Wood pointed at the center of the overlay. “That’s my precinct.”
“Now it’s a fortress. Maybe an incubator.”
“Keeping them safe from the worm.”
Trolan nodded. “They’re evolving. Getting stronger. Learning.”
“And hunting works better if they keep the eyes intact. They figured that out. They’ll beat the worm. The onboards are still vulnerable.” Wood woke his badge. “Amadou, get me LeClair.” He looked at Trolan. “How many of your people have them?”
“About half. But it’s worse than that.” He shuddered. “It’s in the Cloud, and the Cloud is in us.”
“Detective LeClair is out for the weekend,” Amadou said.
“Get me the captain’s office, then,” Wood said, without taking his eyes from his friend. “The Cloud nanobots are in us. Why is that a problem?”
Trolan closed his eyes. “Every breath, every swallow.” His eyelids fluttered open. “They took samples of human brains, Davis. Why would they do that?”
Wood’s heart stumbled and picked up its pace. He felt it hammering in his ears. “They were analyzing it.”
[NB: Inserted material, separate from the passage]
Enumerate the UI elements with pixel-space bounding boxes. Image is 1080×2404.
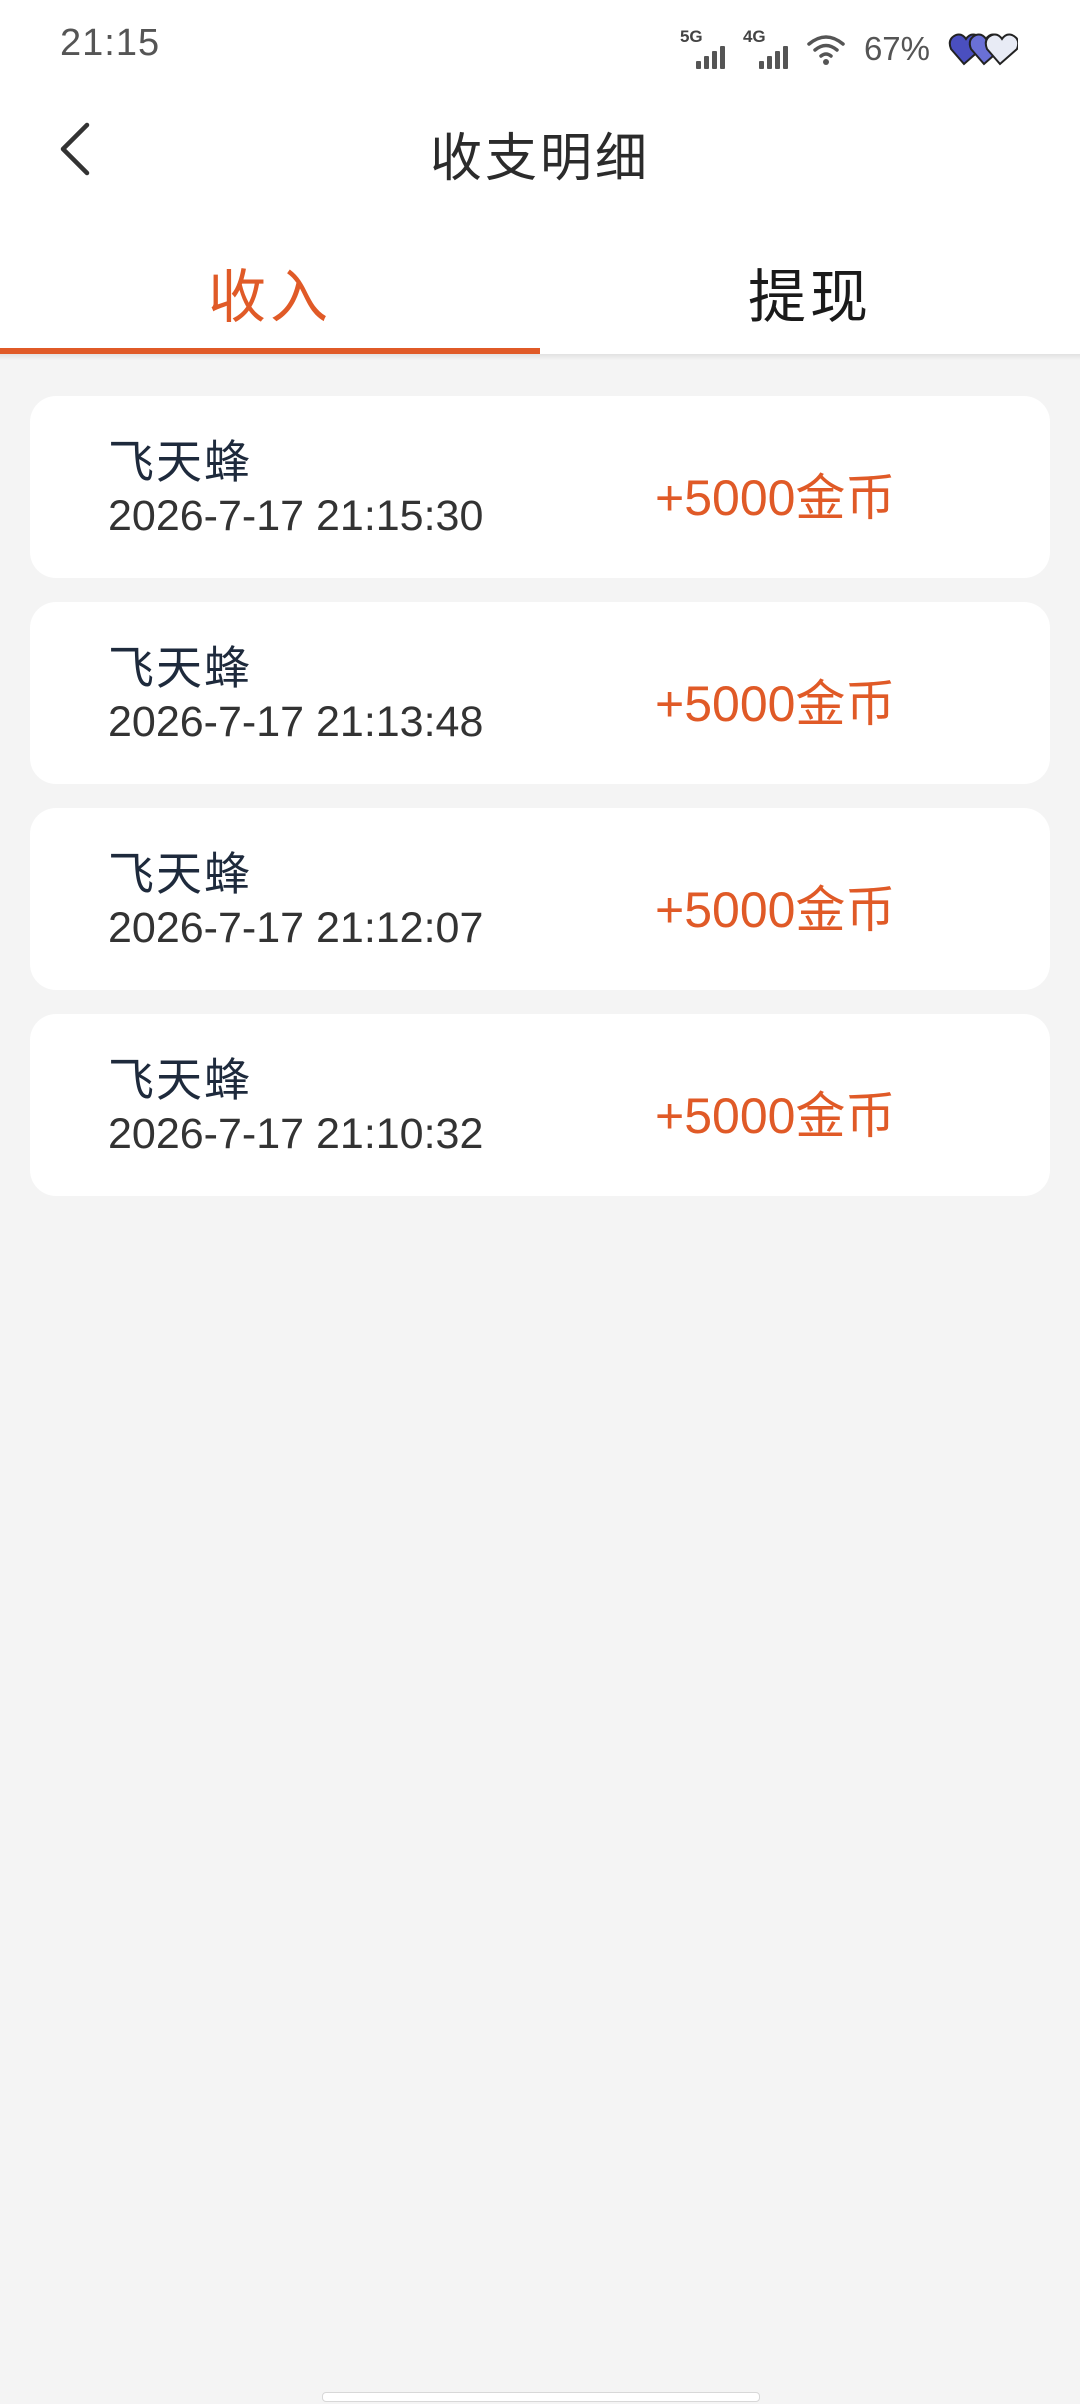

“Breaking it down with stomach acid.”
“They aren’t going to stop with the onboards.” Wood looked at his badge. “Amadou, where’s my god-damned call?”
The Watson spoke, its voice dragging itself from the badge’s speakers. “Too late.”
The lights went out, and the barely audible whine of the ventilation fans ceased, leaving behind a few moments of shocked silence. Outside the room, Wood heard a chorus of sharp gasps, as if a dozen or more people had abruptly forgotten what it meant to be human. Then the screeching started, and the screams.